Andrew Bachelor is the king of six-second comedy. And Vine’s most-followed creator — King Bach to his 15.7 million fans — has already made incursions into other media.
This fall, he will appear in the horror comedy “The Babysitter,” directed by McG, and is currently filming the indie comedy “Where’s the Money” with Terry Crews and Josh Brener. Previous big-screen roles include parts in the horror parody “Meet the Blacks” and the spoof “Fifty Shades of Black.” On TV, Bachelor has been seen in Showtime’s “House of Lies,” Adult Swim’s “Black Jesus,” Fox’s “The Mindy Project,” BET’s revival of “Punk’d,” and MTV’s “Nick Cannon Presents: Wild ‘N Out.”
“I’m all over your TV and movie screen,” says the 27-year-old. He adds half-kiddingly, “My goal is to be the biggest movie star ever.”

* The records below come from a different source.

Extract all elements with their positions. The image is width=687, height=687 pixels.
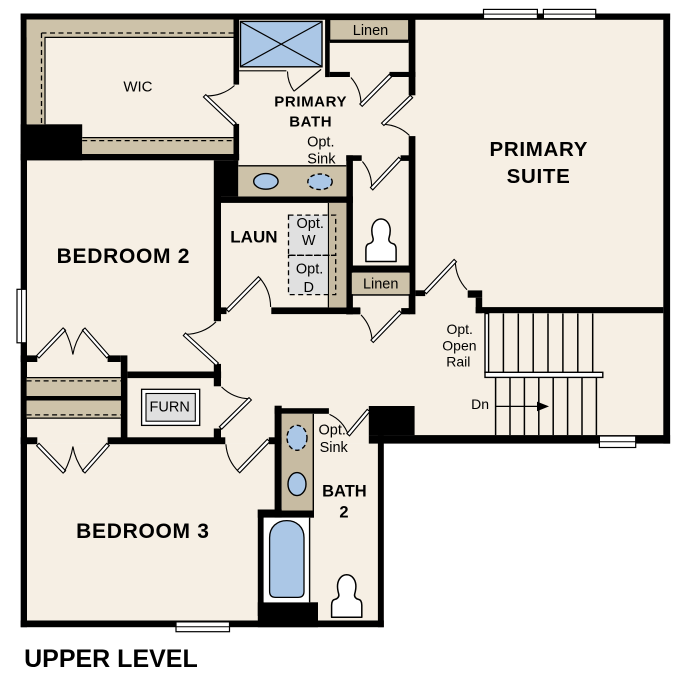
svg-text:WIC: WIC: [123, 78, 152, 95]
svg-text:LAUN: LAUN: [230, 228, 277, 247]
svg-text:Sink: Sink: [320, 440, 349, 456]
svg-text:SUITE: SUITE: [507, 165, 571, 188]
svg-text:W: W: [302, 233, 316, 249]
svg-text:Opt.: Opt.: [307, 134, 334, 150]
svg-text:PRIMARY: PRIMARY: [489, 138, 588, 161]
svg-text:BATH: BATH: [322, 483, 367, 501]
svg-text:2: 2: [339, 504, 348, 522]
svg-text:Opt.: Opt.: [296, 216, 323, 232]
svg-text:Linen: Linen: [363, 277, 398, 293]
svg-text:BEDROOM 3: BEDROOM 3: [76, 520, 209, 543]
svg-text:Rail: Rail: [446, 354, 470, 370]
svg-text:BATH: BATH: [289, 114, 332, 131]
svg-text:Sink: Sink: [307, 152, 336, 168]
svg-text:Opt.: Opt.: [296, 262, 323, 278]
svg-text:Open: Open: [442, 338, 476, 354]
svg-text:D: D: [303, 280, 313, 296]
svg-text:Linen: Linen: [353, 23, 388, 39]
svg-text:FURN: FURN: [150, 399, 190, 415]
svg-text:BEDROOM 2: BEDROOM 2: [57, 245, 190, 268]
svg-text:Dn: Dn: [471, 396, 489, 412]
svg-text:PRIMARY: PRIMARY: [274, 94, 347, 111]
svg-text:Opt.: Opt.: [318, 423, 345, 439]
svg-text:Opt.: Opt.: [446, 321, 472, 337]
svg-text:UPPER LEVEL: UPPER LEVEL: [24, 645, 198, 673]
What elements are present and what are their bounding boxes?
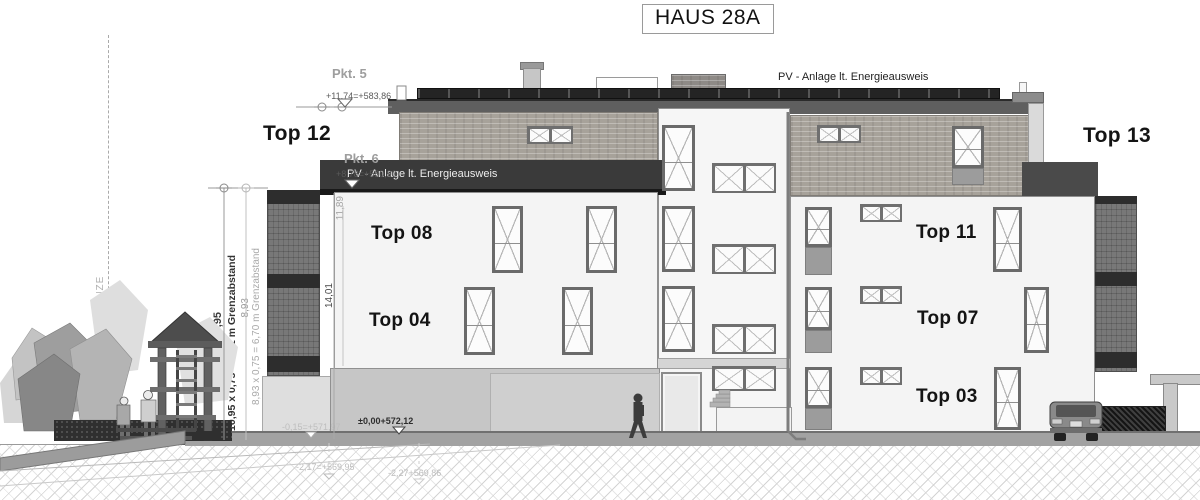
dim-height-total: 14,01 xyxy=(324,283,335,308)
stair-window xyxy=(662,206,695,272)
balcony-slab xyxy=(1095,352,1137,368)
unit-label-top03: Top 03 xyxy=(916,386,978,408)
unit-label-top04: Top 04 xyxy=(369,310,431,332)
window-tall xyxy=(994,367,1021,430)
attic-terrace-door xyxy=(952,126,984,168)
window-pair xyxy=(817,125,861,143)
stair-window xyxy=(662,286,695,352)
window-tall xyxy=(464,287,495,355)
window-tall xyxy=(1024,287,1049,353)
unit-label-top07: Top 07 xyxy=(917,308,979,330)
entrance-door xyxy=(661,372,702,437)
balcony-slab xyxy=(267,190,320,204)
elevation-drawing: PV - Anlage lt. Energieausweis Top 08 To… xyxy=(0,0,1200,500)
trees-group xyxy=(0,280,238,431)
point5-elevation: +11,74=+583,86 xyxy=(326,91,391,101)
dim-right-formula: 8,93 x 0,75 = 6,70 m Grenzabstand xyxy=(251,248,262,405)
property-boundary-line xyxy=(108,35,109,440)
hedge-right xyxy=(1098,406,1166,434)
dim-left-total: 10,95 xyxy=(212,312,224,340)
french-window xyxy=(805,287,832,330)
unit-label-top08: Top 08 xyxy=(371,223,433,245)
balcony-slab xyxy=(1095,272,1137,286)
terrain-level-lower: -2,27+569,86 xyxy=(388,468,441,478)
window-tall xyxy=(562,287,593,355)
parapet-panel xyxy=(805,330,832,353)
dim-right-total: 8,93 xyxy=(240,298,251,317)
play-tower xyxy=(148,312,222,440)
window-pair xyxy=(860,204,902,222)
earth-hatch xyxy=(0,444,1200,500)
window-tall xyxy=(993,207,1022,272)
point6-label: Pkt. 6 xyxy=(344,151,379,166)
dim-left-formula: 10,95 x 0,75 = 8,21 m Grenzabstand xyxy=(226,255,238,431)
window-pair xyxy=(712,244,776,274)
parapet-panel xyxy=(805,408,832,430)
point6-elevation: +8,78=+580,90 xyxy=(336,169,397,179)
balcony-slab xyxy=(267,274,320,288)
unit-label-top12: Top 12 xyxy=(263,122,331,146)
solar-panel-strip xyxy=(417,88,1000,99)
window-pair xyxy=(712,366,776,391)
balcony-slab xyxy=(1095,196,1137,204)
top13-balcony xyxy=(1022,162,1098,200)
property-boundary-label: GRUNDGRENZE xyxy=(95,235,106,365)
french-window xyxy=(805,207,832,247)
balcony-slab xyxy=(267,356,320,372)
window-pair xyxy=(527,126,573,144)
unit-label-top13: Top 13 xyxy=(1083,124,1151,148)
children-figures xyxy=(117,391,156,439)
unit-label-top11: Top 11 xyxy=(916,222,977,244)
door-parapet-panel xyxy=(952,168,984,185)
parapet-panel xyxy=(805,247,832,275)
pv-note-right: PV - Anlage lt. Energieausweis xyxy=(778,71,928,83)
level-zero-text: ±0,00+572,12 xyxy=(358,416,413,426)
dim-height-upper: 11,89 xyxy=(335,196,346,220)
bench xyxy=(116,428,196,445)
french-window xyxy=(805,367,832,408)
point5-label: Pkt. 5 xyxy=(332,66,367,81)
window-pair xyxy=(860,367,902,385)
road-surface xyxy=(185,431,1200,446)
window-pair xyxy=(712,163,776,193)
window-pair xyxy=(712,324,776,354)
roof-cap-right xyxy=(1012,92,1044,103)
drawing-title: HAUS 28A xyxy=(642,4,774,34)
stair-window xyxy=(662,125,695,191)
window-tall xyxy=(492,206,523,273)
terrain-level-upper: -2,17=+569,95 xyxy=(296,462,355,472)
window-pair xyxy=(860,286,902,304)
window-tall xyxy=(586,206,617,273)
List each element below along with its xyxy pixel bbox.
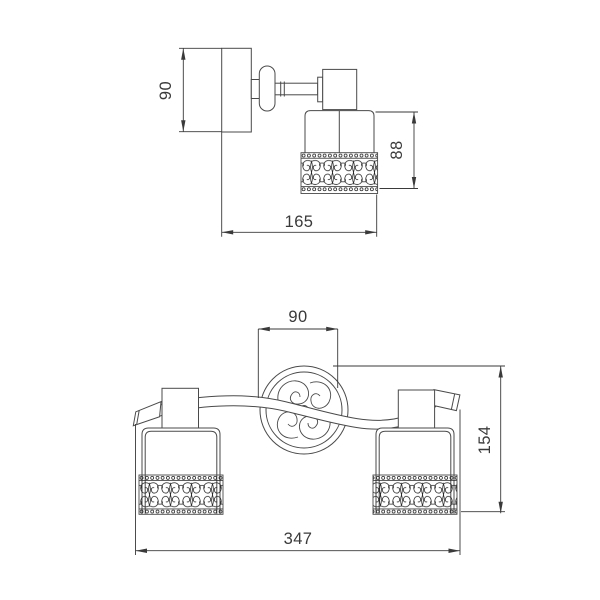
double-lamp-view: [133, 366, 460, 514]
dim-label-shade-height: 88: [388, 140, 406, 159]
lamp-holder: [323, 69, 357, 109]
arm-tube: [275, 83, 318, 95]
lamp-holder-left: [162, 388, 199, 429]
lace-band: [301, 153, 378, 194]
single-view-dimensions: 90 88 165: [157, 48, 418, 237]
dim-label-canopy-width: 90: [288, 308, 307, 326]
dim-label-double-height: 154: [476, 426, 494, 455]
dim-label-single-width: 165: [285, 213, 314, 231]
lace-band-left: [139, 475, 223, 514]
dim-label-plate-height: 90: [157, 81, 175, 100]
lamp-dimension-drawing: 90 88 165: [0, 0, 600, 600]
technical-drawing-sheet: 90 88 165: [0, 0, 600, 600]
lamp-holder-right: [398, 390, 434, 429]
lace-band-right: [373, 475, 457, 514]
dim-label-double-width: 347: [284, 530, 313, 548]
swivel-joint: [259, 66, 275, 111]
wall-plate: [222, 48, 252, 132]
arm-flange: [318, 77, 323, 102]
single-lamp-view: [222, 48, 378, 193]
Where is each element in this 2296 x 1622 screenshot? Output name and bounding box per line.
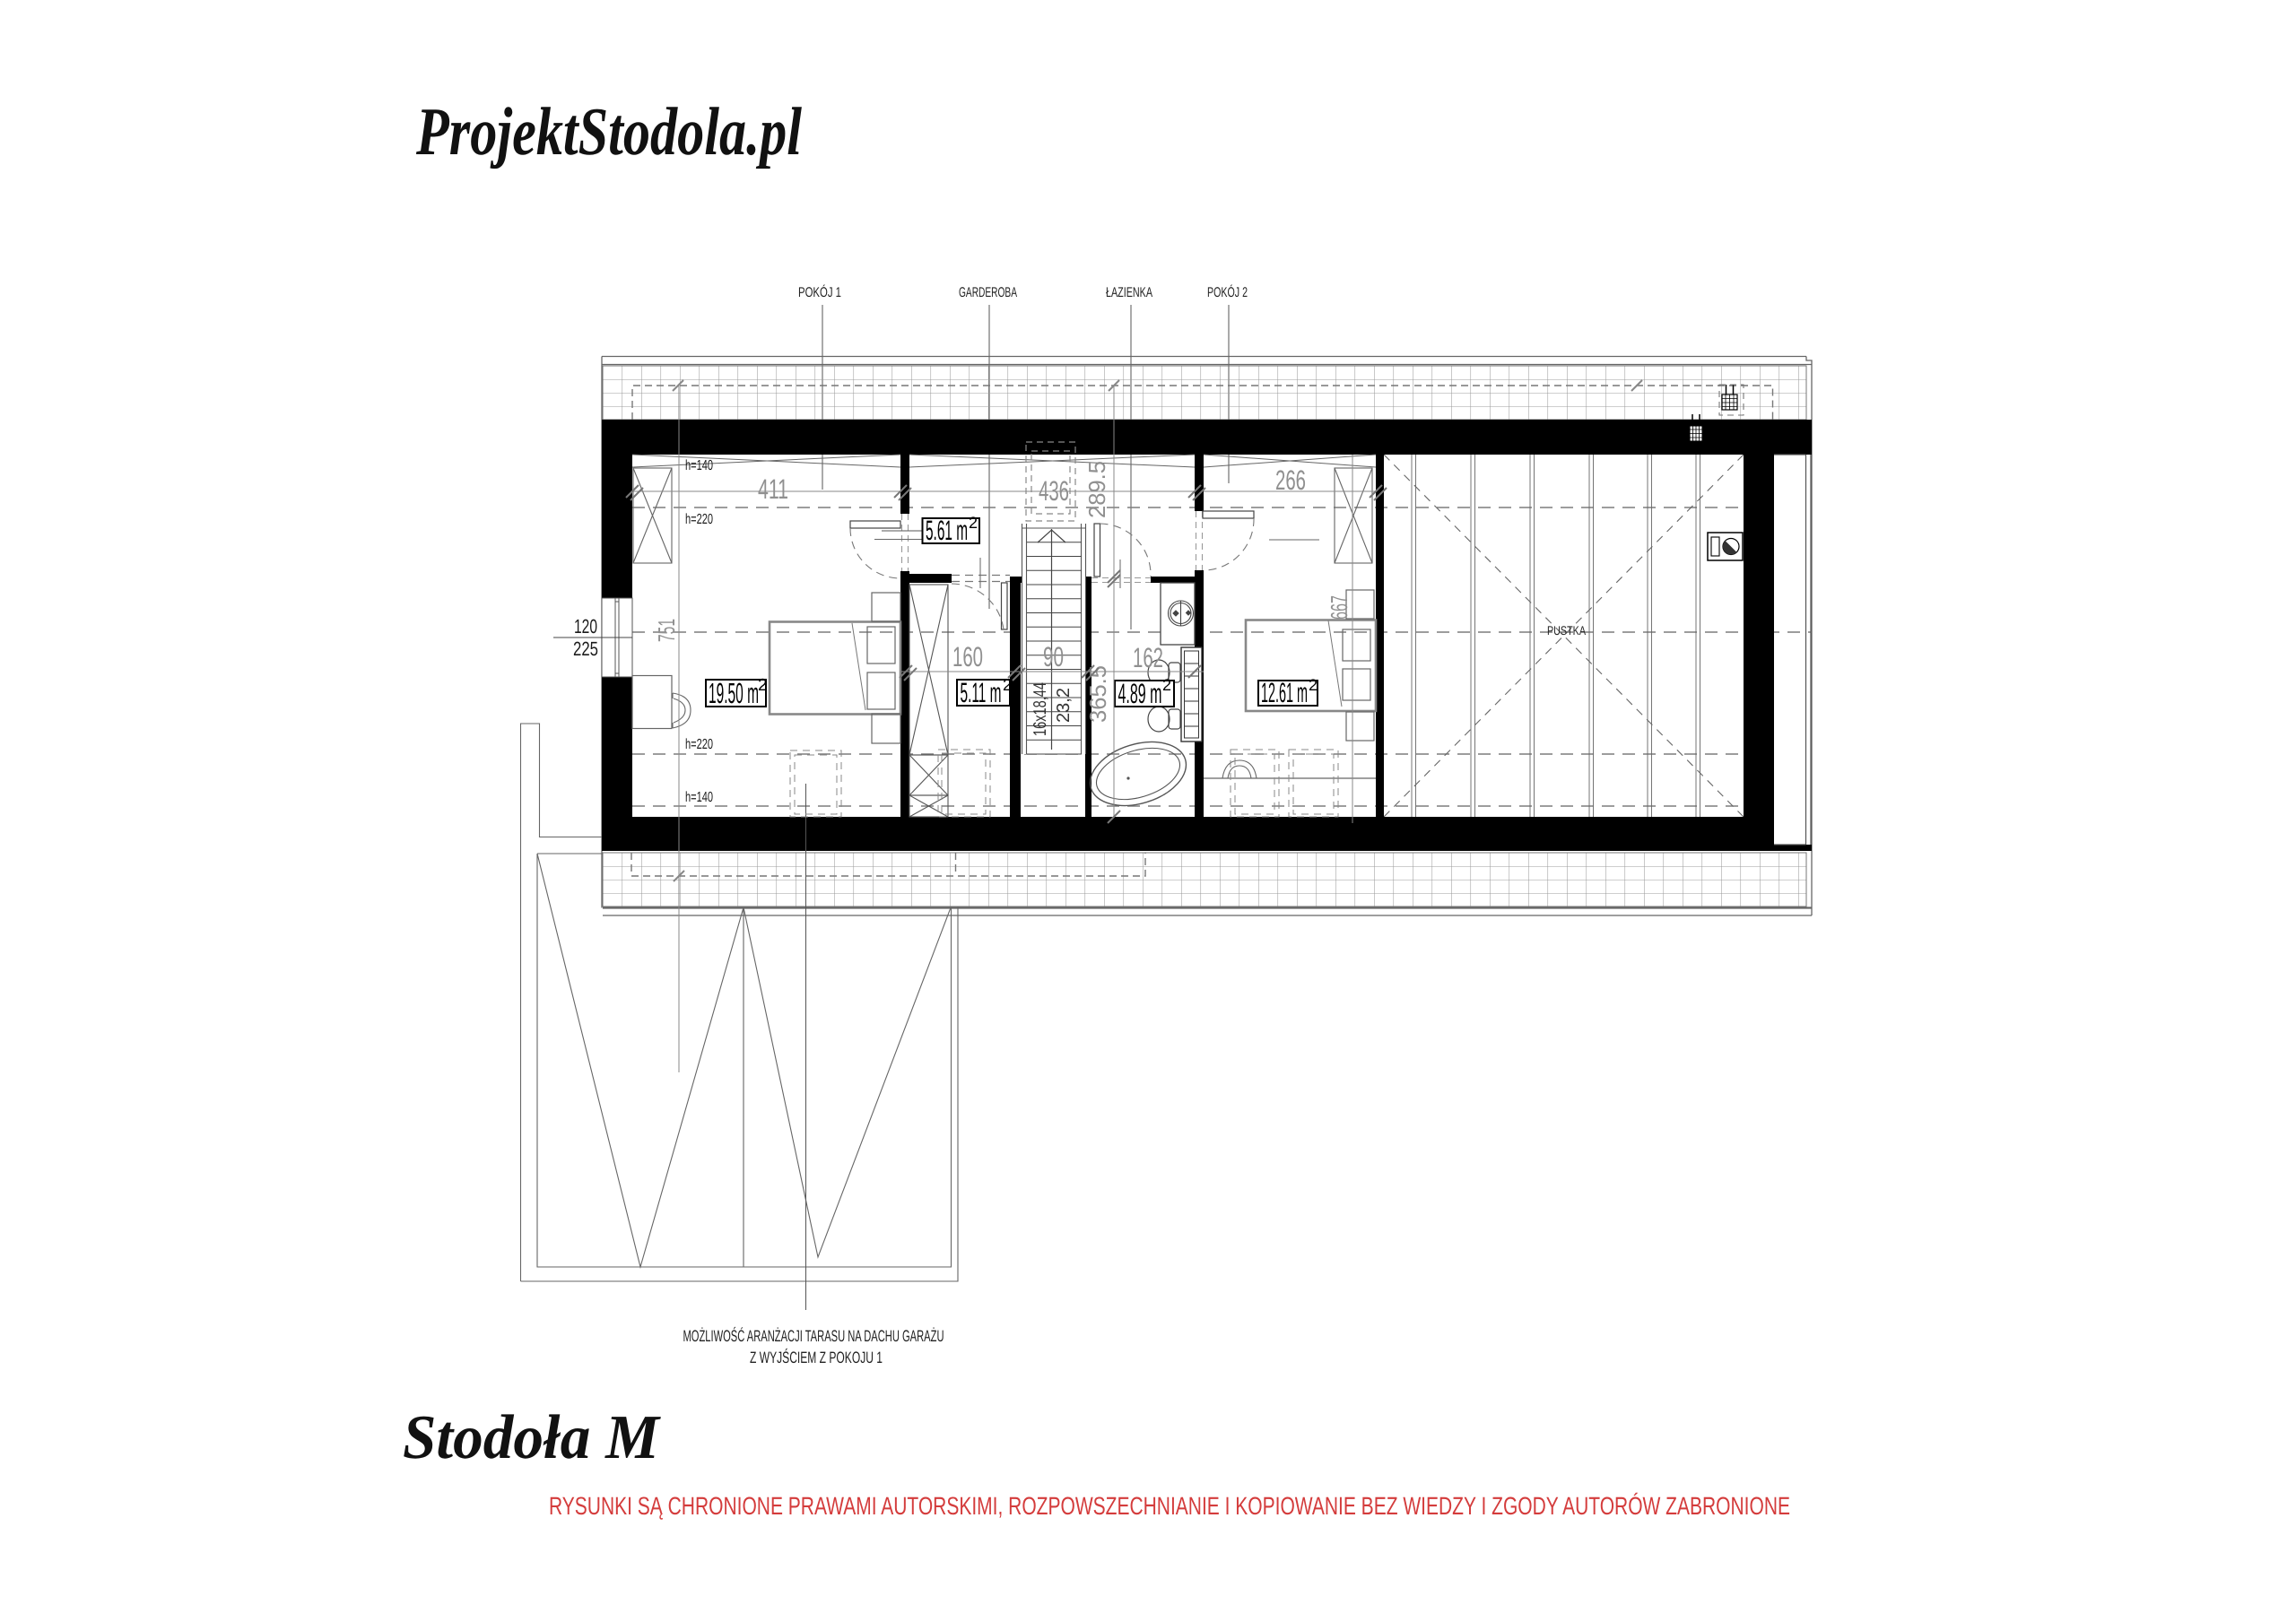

As an aspiring actor, Bachelor began uploading short films and sketches to YouTube after attending the New York Film Academy in L.A and taking courses at the Groundlings. “My objective was to show my acting skills, but I also had a filmmaking background,” he says. “I drew a fan base and kept on going and going.”
In 2013, he started posting to Vine, mainly because shorter videos were cheaper to make. “Instead of spending $30,000 on a YouTube video, I spent $5 on gas and shot a Vine,” he says. In his climb on Vine, he has produced segments with numerous brands, including Universal Pictures and Disney. What he likes most about being a digital creator is the freedom to develop and inhabit a parade of characters; his favorite so far is Sherlock Homeboy.
King Bach’s comedy role models include Eddie Murphy, Chris Rock, and Kevin Hart, who has helped him refine jokes and routines. “A lot of it, for me, is based on instincts,” he says.
Producing material even as short as six seconds takes no small amount of time. King Bach says he’s “literally always working,” a job that includes posting to and monitoring Twitter, Facebook, Instagram, and Snapchat. “It’s like second nature for me now—I come from a family that works hard,” says Bachelor. Both of Bachelor’s parents are accountants, and his sister, Christina, is his manager.
As for the origin of his royal handle, the nickname was bestowed on him by a seventh-grade teacher after Bachelor was the only kid in class who dressed up for a history project about kings and queens. “I came in wearing a crown and cape and he said, ‘Look at King Bach!’” recalls Bachelor.
Like other internet celebs, King Bach (pronounced “batch”) has learned the cardinal rule of ignoring the haters. “They’re just fans in denial,” he quips.